According to ASEAN diplomatic sources, Prak Sokhonn aims to convince the SAC to allow sustained and significant humanitarian aid to needy areas, especially in the north, northwest and southeast of the country. The sources admitted it would not be an easy task as humanitarian corridors must be agreed upon, including the logistical practicalities and the safety of concerned agencies. So far, though, the regime has bombed civilians, houses, religious buildings, refugee camps and schools and has blocked humanitarian assistance.
The diplomatic sources said that ASEAN’s envoy would suggest the setting up of coordinating groups on both sides to help ASEAN’s Coordinating Center for Humanitarian Assistance on Disaster Management. At this point, Prak Sokhonn will not raise the role of United Nations (UN)-related agencies, knowing the sensitivity of the issue. At the ASEAN ministerial retreat on 17 February, Thailand recommended that both ASEAN and the UN’s special envoys work together and synergize their programs, which was reflected in the joint statement.
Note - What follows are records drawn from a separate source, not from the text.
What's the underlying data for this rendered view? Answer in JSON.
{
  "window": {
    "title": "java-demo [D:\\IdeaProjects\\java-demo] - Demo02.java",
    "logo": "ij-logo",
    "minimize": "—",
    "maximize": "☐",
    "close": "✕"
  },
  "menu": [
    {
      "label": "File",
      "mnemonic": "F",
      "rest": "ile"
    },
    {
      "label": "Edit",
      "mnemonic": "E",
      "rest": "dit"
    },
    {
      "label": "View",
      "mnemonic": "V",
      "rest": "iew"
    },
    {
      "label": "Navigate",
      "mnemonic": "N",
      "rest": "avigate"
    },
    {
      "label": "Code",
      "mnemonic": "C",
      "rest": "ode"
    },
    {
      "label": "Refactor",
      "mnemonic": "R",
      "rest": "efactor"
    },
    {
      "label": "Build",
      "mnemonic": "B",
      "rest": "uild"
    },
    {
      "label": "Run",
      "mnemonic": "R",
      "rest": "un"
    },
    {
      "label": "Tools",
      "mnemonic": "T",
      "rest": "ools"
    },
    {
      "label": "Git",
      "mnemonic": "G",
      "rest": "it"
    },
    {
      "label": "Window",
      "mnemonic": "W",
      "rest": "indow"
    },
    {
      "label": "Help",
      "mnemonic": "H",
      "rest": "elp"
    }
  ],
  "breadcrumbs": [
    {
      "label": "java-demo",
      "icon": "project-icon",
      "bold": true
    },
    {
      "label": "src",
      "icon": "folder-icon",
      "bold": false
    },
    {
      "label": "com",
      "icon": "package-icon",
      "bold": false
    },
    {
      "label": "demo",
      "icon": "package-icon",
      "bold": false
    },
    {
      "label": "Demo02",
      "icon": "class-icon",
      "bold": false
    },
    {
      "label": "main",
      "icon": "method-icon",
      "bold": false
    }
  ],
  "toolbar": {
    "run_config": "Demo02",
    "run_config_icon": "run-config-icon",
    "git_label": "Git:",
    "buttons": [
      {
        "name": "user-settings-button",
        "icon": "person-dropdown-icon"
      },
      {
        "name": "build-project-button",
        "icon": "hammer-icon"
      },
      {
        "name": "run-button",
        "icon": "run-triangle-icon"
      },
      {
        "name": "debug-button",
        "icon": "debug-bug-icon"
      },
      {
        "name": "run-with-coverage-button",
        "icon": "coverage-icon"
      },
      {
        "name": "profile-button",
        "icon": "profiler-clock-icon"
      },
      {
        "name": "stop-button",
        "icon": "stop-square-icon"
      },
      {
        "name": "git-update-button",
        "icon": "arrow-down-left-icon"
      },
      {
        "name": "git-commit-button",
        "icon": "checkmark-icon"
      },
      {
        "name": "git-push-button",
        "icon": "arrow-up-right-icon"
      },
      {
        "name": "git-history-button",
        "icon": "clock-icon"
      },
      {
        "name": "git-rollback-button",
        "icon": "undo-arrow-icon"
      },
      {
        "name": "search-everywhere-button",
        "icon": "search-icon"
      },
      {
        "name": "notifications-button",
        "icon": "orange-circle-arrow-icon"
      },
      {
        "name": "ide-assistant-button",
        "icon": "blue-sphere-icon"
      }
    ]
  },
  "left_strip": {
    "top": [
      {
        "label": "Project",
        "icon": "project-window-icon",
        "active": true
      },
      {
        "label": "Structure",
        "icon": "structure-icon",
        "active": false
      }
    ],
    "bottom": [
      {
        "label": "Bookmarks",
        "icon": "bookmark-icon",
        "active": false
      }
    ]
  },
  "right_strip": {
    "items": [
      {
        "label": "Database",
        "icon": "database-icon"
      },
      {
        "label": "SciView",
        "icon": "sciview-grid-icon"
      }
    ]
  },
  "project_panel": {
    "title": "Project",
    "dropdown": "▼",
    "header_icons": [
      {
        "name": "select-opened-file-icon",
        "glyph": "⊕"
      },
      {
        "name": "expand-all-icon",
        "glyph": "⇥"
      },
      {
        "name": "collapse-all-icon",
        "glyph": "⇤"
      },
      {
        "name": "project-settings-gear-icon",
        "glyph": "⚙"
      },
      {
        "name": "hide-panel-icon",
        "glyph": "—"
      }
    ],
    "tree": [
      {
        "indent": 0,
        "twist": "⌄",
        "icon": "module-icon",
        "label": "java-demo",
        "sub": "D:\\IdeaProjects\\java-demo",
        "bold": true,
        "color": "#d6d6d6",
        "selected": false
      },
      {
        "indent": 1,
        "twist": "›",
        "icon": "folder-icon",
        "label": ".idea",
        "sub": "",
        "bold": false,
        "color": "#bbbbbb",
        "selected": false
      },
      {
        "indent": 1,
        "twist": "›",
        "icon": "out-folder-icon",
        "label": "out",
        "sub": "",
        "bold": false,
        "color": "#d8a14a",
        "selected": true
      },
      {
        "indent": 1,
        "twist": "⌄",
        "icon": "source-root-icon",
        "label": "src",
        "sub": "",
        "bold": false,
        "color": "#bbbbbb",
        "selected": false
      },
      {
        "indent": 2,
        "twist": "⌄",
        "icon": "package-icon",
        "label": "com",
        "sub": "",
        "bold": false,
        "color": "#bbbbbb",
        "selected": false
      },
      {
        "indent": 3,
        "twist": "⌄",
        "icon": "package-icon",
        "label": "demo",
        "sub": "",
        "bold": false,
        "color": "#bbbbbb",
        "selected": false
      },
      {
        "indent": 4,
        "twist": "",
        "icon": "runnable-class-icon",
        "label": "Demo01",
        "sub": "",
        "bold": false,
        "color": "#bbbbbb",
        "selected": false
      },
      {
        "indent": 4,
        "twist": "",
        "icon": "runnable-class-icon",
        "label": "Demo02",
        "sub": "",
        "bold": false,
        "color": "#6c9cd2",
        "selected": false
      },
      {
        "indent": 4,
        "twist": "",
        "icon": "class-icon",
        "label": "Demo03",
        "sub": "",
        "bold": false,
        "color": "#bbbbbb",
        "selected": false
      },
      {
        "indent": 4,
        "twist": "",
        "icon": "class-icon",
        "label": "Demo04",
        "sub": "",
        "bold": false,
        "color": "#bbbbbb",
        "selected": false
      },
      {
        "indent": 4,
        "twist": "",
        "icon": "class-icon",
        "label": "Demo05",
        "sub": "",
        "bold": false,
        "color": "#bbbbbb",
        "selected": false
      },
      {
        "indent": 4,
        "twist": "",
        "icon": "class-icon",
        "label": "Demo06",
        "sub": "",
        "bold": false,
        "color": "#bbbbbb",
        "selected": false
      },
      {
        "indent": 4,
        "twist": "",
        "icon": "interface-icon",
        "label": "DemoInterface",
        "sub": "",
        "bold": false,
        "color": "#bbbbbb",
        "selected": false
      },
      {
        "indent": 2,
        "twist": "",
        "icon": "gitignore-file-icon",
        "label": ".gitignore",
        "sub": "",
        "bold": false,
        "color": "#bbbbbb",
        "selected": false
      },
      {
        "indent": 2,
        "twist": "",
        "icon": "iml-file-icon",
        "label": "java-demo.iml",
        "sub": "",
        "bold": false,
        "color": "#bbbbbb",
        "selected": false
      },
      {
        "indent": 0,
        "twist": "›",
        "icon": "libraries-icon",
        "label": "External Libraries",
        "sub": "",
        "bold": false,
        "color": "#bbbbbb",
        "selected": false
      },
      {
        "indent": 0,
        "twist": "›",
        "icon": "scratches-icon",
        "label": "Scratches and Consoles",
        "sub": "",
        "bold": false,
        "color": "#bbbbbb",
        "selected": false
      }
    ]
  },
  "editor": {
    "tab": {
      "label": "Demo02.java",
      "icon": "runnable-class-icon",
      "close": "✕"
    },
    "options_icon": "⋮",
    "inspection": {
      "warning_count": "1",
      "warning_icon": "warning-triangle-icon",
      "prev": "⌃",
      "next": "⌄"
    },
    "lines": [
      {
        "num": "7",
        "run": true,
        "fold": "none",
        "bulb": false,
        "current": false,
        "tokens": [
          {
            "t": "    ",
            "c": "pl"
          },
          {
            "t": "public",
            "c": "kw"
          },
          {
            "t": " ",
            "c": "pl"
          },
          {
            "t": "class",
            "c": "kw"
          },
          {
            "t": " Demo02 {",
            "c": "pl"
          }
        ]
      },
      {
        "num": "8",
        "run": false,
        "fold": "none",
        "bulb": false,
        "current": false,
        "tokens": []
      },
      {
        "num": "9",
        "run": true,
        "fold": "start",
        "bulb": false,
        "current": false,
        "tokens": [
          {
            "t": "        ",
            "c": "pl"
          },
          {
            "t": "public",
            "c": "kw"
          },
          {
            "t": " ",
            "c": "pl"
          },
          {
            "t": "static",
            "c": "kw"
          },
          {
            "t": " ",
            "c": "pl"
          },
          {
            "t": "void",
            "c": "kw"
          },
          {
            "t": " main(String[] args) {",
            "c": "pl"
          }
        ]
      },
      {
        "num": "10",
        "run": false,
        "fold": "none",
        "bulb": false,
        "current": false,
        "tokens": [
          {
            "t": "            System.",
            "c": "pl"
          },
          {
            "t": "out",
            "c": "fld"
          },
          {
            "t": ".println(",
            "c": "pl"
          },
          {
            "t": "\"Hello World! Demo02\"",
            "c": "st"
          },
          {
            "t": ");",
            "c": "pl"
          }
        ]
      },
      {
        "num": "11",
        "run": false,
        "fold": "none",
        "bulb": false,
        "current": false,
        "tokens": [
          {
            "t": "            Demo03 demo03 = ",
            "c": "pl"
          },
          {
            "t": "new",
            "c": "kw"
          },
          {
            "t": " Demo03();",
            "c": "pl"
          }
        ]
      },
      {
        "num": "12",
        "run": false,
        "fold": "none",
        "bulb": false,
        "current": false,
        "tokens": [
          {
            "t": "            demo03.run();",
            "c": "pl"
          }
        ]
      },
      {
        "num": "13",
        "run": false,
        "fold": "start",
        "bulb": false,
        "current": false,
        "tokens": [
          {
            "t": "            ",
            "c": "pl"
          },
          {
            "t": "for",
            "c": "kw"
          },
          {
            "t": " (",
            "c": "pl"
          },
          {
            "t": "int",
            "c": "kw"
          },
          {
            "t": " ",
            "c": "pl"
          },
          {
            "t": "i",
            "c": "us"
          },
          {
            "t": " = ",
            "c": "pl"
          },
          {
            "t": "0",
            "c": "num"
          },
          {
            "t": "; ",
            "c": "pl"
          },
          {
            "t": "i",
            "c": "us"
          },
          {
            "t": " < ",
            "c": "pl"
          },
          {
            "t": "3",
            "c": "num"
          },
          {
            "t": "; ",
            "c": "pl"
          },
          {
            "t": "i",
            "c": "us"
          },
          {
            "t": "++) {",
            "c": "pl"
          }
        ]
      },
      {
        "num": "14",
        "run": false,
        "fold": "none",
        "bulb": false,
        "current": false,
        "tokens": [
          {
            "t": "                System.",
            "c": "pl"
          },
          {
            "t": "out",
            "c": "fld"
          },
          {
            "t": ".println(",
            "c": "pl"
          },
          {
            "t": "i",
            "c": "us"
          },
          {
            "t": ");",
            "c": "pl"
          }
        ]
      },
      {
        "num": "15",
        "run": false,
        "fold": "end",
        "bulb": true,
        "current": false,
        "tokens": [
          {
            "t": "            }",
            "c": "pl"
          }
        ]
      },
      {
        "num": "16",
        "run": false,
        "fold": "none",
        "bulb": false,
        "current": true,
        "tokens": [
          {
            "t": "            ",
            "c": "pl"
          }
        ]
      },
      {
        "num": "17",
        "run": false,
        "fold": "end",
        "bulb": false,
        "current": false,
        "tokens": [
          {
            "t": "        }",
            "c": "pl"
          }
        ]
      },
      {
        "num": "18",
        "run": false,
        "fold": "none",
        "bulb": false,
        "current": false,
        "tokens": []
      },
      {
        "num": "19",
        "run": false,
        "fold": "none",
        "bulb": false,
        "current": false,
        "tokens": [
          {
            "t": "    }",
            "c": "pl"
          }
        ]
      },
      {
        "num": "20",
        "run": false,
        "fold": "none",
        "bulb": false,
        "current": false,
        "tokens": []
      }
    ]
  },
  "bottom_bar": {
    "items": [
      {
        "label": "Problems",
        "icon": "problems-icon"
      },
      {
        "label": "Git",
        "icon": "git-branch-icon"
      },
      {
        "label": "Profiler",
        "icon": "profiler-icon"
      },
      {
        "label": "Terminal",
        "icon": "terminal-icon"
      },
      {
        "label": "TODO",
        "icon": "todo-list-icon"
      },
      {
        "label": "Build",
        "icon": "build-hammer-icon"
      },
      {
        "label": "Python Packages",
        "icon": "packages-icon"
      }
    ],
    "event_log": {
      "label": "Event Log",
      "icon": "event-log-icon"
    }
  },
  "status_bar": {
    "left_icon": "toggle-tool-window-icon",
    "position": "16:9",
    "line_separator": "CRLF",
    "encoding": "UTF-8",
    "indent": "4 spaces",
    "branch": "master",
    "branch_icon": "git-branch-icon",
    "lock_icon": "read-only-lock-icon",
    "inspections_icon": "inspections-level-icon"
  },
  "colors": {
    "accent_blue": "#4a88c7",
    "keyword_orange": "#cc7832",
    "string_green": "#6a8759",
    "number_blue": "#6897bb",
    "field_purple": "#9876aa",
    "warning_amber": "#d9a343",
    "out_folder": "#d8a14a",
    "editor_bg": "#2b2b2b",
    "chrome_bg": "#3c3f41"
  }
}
Whether Prak Sokhonn’s first visit will achieve “sufficient progress” to move forward depends on the SAC’s political calculus. But given the toughness some ASEAN member states, like Malaysia, Singapore and Malaysia, display towards the Myanmar junta, it’s not an easy job for Cambodia.
According to Kao Kim Hourn, there will be more visits by the special envoy to Myanmar during Cambodia’s time as the ASEAN chair. “Give Cambodia a chance,” said Kao Kim Hourn.
Later on, the special envoy also has plans to engage with the special envoys from the UN, Japan and the European Union, which are key partners of ASEAN.
Prime Minister Hun Sen would like to leave a positive legacy from his time as ASEAN chair. Thanks to UN efforts in the 1990s, Hun Sen has been able to make economic progress for the people of Cambodia for nearly four decades. He has also pursued the path of permanent neutrality espoused by Cambodia’s late King Sihanouk.
But Cambodia is regarded as pro-China and will be closely watched by all the dialogue partners to see how Hun Sen navigates ASEAN’s relations with great powers at this pivotal juncture. But Cambodia co-sponsored and voted in favor of the UN General Assembly resolution condemning the aggression against Ukraine. This latest move may demonstrate a new diplomatic pragmatism on the part of Cambodia.
It remains to be seen if Hun Sen will succeed in his endeavors to bring Myanmar back into the ASEAN family, and also to strengthen the bloc’s importance amid the current disruptive international environment.
Kavi Chongkittavorn is a veteran journalist on regional affairs.